No faltan en este libro las referencias efectivas: Wallace Stevens y Nietszche, Chesterton y Rousseau, aunque ninguno de estos nombres resulta demasiado pesado; discurren entre las frases con colores propios, fragmentos de una visión del mundo alimentada por un conocimiento y una erudición llevados con levedad, no solo por la "paseante solitaria" que escribe, sino también por el lector que se deja tomar de la mano por esa sapiencia natural y fluida y se reencuentra a sí mismo en lugares insospechados. Si bien la he visitado en reiteradas ocasiones, nunca he visto la inconmensurabilidad de Ciudad de México con estos ojos: "una ola de mercurio que nunca termina de reventar contra la cordillera; las calles y avenidas, pliegues petrificados en un lago fantasma que se desborda". Esa es la visión al "hacer tierra en este gran lago desierto", pero la resistencia que experimenta en el aterrizaje no proviene tanto de la visión de esa ciudad allá abajo, sino más bien de una oposición a la "caída hacia un mundo futuro", que produce miedo y una clase de tristeza, la cuadrícula de un mundo que hay que volver a cargar cuando uno se interna en él. En la Ciudad de México o Nueva York – la ciudad como océano de banquetas y edificios, como forma enigmática en un mapa – la escritura del individuo contemplativo en la vorágine ciudadana nunca está del todo exenta de melancolía.

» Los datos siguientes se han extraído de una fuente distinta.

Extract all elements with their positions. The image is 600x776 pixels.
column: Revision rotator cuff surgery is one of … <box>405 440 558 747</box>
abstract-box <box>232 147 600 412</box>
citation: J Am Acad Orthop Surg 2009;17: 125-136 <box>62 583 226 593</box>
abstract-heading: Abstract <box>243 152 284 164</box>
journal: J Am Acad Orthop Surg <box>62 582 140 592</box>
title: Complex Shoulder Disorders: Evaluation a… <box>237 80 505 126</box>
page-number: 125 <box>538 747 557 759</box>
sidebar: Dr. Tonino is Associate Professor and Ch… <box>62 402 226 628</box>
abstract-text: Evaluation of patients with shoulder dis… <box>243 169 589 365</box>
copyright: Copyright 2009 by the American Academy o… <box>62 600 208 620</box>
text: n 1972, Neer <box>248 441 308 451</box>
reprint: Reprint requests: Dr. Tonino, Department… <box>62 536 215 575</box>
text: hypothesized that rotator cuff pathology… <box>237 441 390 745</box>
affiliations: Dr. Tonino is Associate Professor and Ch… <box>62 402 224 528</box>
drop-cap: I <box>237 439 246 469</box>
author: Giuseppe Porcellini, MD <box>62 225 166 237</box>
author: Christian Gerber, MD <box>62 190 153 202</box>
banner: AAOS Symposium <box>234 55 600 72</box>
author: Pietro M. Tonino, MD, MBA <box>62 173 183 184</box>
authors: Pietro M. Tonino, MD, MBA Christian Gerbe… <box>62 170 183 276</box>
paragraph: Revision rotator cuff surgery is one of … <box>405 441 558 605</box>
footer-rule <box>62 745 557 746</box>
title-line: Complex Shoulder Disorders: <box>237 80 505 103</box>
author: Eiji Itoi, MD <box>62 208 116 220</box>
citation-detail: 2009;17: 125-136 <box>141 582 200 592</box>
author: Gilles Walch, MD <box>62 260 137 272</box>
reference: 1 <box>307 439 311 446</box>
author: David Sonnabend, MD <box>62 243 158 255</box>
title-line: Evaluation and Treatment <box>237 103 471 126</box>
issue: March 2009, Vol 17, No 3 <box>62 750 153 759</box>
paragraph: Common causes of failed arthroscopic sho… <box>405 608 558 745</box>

Los ensayos no tienen trama; los libros de viaje (Chatwin, Theroux) a veces sí tienen, y luego está el libro de viaje como una antología de ensayos, y el ensayo en el que se viaja y se observa. Si mi singular clasificación es acertada, Papeles falsos pertenece a esta última categoría. Por lo visto, las Meditaciones de un paseante solitario de Jean-Jacques Rousseau
han sido una fuente de inspiración para la autora, pues aunque a estas alturas la naturaleza está petrificada, aun en la ciudad de millones de habitantes sigue habiendo un elemento romántico, el instante del vacío creativo, el "relingo: un vacío en el corazón de la ciudad", al que define de un suspiro como "todo lo que no hemos leído". Eso sería bastante fácil de resolver. Sin embargo, el giro es otro: si no se escribe, tampoco puede haber lectura. Se trata, pues, de la escritura como creación de vacíos; "el papel de la escritura no es dar mayor claridad, sino distribuir silencios y vacíos".

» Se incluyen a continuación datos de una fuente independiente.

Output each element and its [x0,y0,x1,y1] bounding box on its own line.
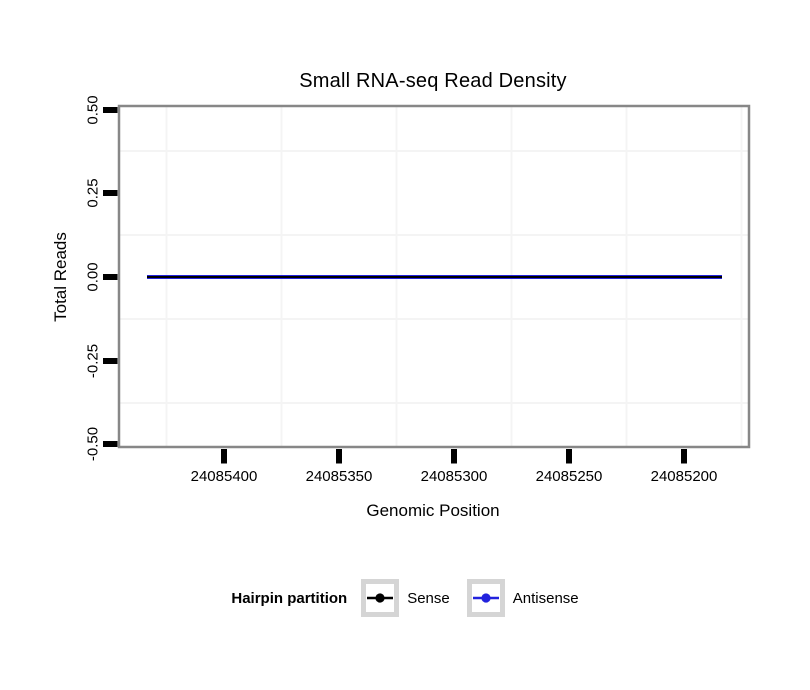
x-tick-label: 24085200 [650,468,718,485]
x-axis-title: Genomic Position [366,501,500,520]
legend-key-sense [361,579,400,617]
panel-border [117,104,751,449]
legend: Hairpin partition Sense Antisense [0,579,810,617]
y-tick-label: 0.50 [84,95,102,125]
x-tick-label: 24085250 [535,468,603,485]
chart-title: Small RNA-seq Read Density [299,70,567,92]
x-tick-label: 24085400 [190,468,258,485]
y-tick-label: 0.25 [84,178,102,208]
antisense-line-point-icon [472,593,499,603]
sense-key-point [375,593,385,603]
legend-label-antisense: Antisense [512,589,579,607]
x-tick-label: 24085350 [305,468,373,485]
legend-title: Hairpin partition [231,589,348,607]
x-tick-label: 24085300 [420,468,488,485]
antisense-key-point [481,593,491,603]
axis-ticks [103,107,687,464]
y-tick-label: -0.50 [84,426,102,462]
legend-key-antisense [466,579,505,617]
y-tick-label: 0.00 [84,262,102,292]
sense-line-point-icon [367,593,394,603]
y-axis-title: Total Reads [51,232,70,322]
legend-label-sense: Sense [407,589,450,607]
y-tick-label: -0.25 [84,343,102,379]
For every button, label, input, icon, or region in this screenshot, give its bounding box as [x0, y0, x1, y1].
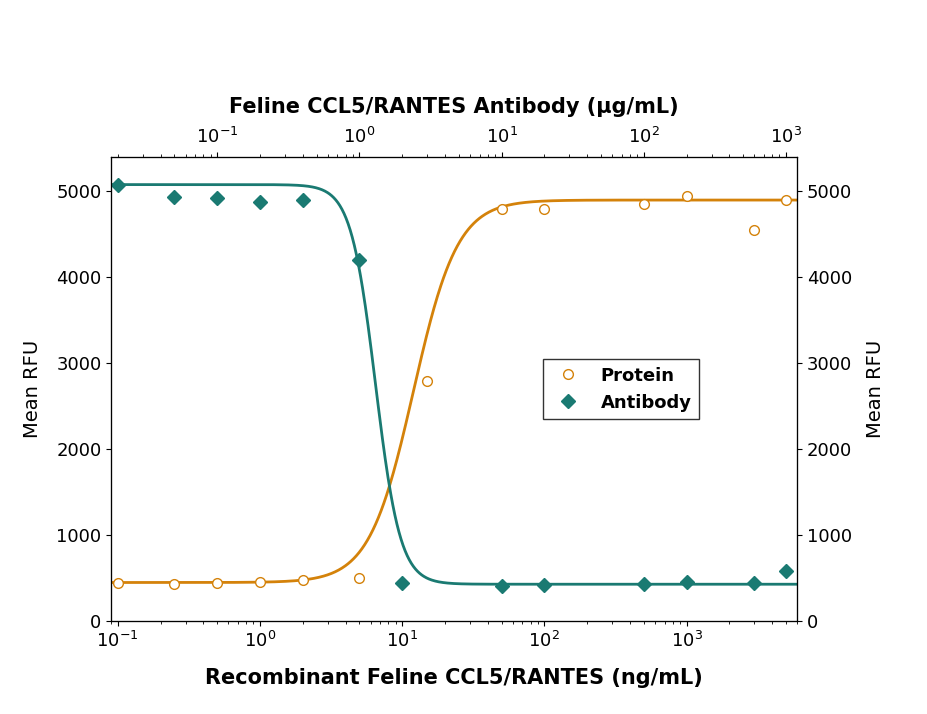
Line: Protein: Protein	[113, 191, 791, 589]
X-axis label: Feline CCL5/RANTES Antibody (μg/mL): Feline CCL5/RANTES Antibody (μg/mL)	[229, 97, 679, 117]
Antibody	[254, 198, 265, 206]
Antibody	[354, 256, 365, 264]
Protein	[638, 200, 649, 208]
Line: Antibody: Antibody	[113, 180, 791, 590]
Protein	[354, 574, 365, 583]
Antibody	[112, 181, 123, 189]
Protein	[496, 204, 507, 213]
Y-axis label: Mean RFU: Mean RFU	[866, 340, 885, 438]
Protein	[422, 376, 433, 385]
Antibody	[539, 580, 550, 589]
Antibody	[496, 582, 507, 590]
Y-axis label: Mean RFU: Mean RFU	[23, 340, 43, 438]
Protein	[781, 196, 792, 204]
X-axis label: Recombinant Feline CCL5/RANTES (ng/mL): Recombinant Feline CCL5/RANTES (ng/mL)	[206, 668, 703, 688]
Legend: Protein, Antibody: Protein, Antibody	[543, 359, 699, 419]
Protein	[254, 578, 265, 586]
Antibody	[681, 578, 692, 586]
Protein	[749, 226, 760, 234]
Antibody	[298, 196, 309, 204]
Protein	[169, 580, 180, 588]
Protein	[211, 579, 222, 588]
Protein	[112, 578, 123, 587]
Protein	[681, 191, 692, 200]
Antibody	[169, 192, 180, 201]
Protein	[539, 204, 550, 213]
Antibody	[638, 580, 649, 588]
Antibody	[781, 567, 792, 575]
Antibody	[397, 579, 408, 588]
Protein	[298, 575, 309, 584]
Antibody	[211, 194, 222, 203]
Antibody	[749, 578, 760, 587]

"Quizá sea cierto —escribe al comienzo de su libro— que una persona sólo tiene
dos residencias permanentes: la casa de la infancia y la tumba. Todos los demás espacios que habitamos son mera continuidad grisácea de esa primera morada, una sucesión indistinta de
muros que finalmente se resuelven en la cripta o en la urna —expresión más ínfima de las infinitas divisiones de un espacio en donde puede caber un cuerpo humano."

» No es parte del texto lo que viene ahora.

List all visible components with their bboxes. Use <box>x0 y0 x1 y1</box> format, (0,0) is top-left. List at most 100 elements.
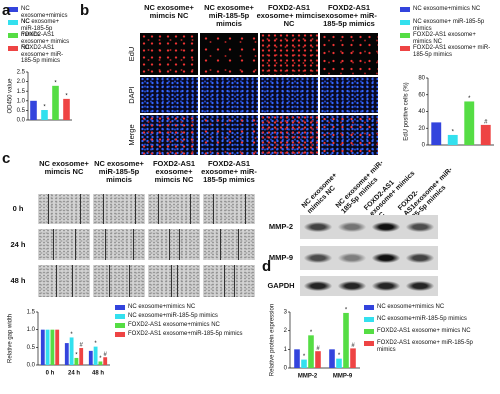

El lector que soy se inclina a contradecirle. Existe una tercera morada para los sin techo, y es la de la escritura, aunque según su definición escribir sea "taladrar paredes, romper ventanas, derrumbar edificios. Hacer excavaciones profundas para –¿para qué realmente?– para no encontrar nada". Taladrar, romper, hacer volar por los aires: nada que objetar. Mientras esa nada tenga la forma que ha adquirido en este libro, un lector bien puede vivir con esa paradoja. Porque sin importar lo que ella misma opine al respecto ("Nada más lejano a la verdad, en mi vida al menos, que la metáfora de la literatura como un lugar habitable"), el relingo que Valeria Luiselli ha creado con Papeles falsos es un santuario para sus lectores. Del mismo modo que existen quienes viajan por el desierto, tiene que haber lectores que en la tan nítidamente articulada inhabitabilidad encuentren su casa.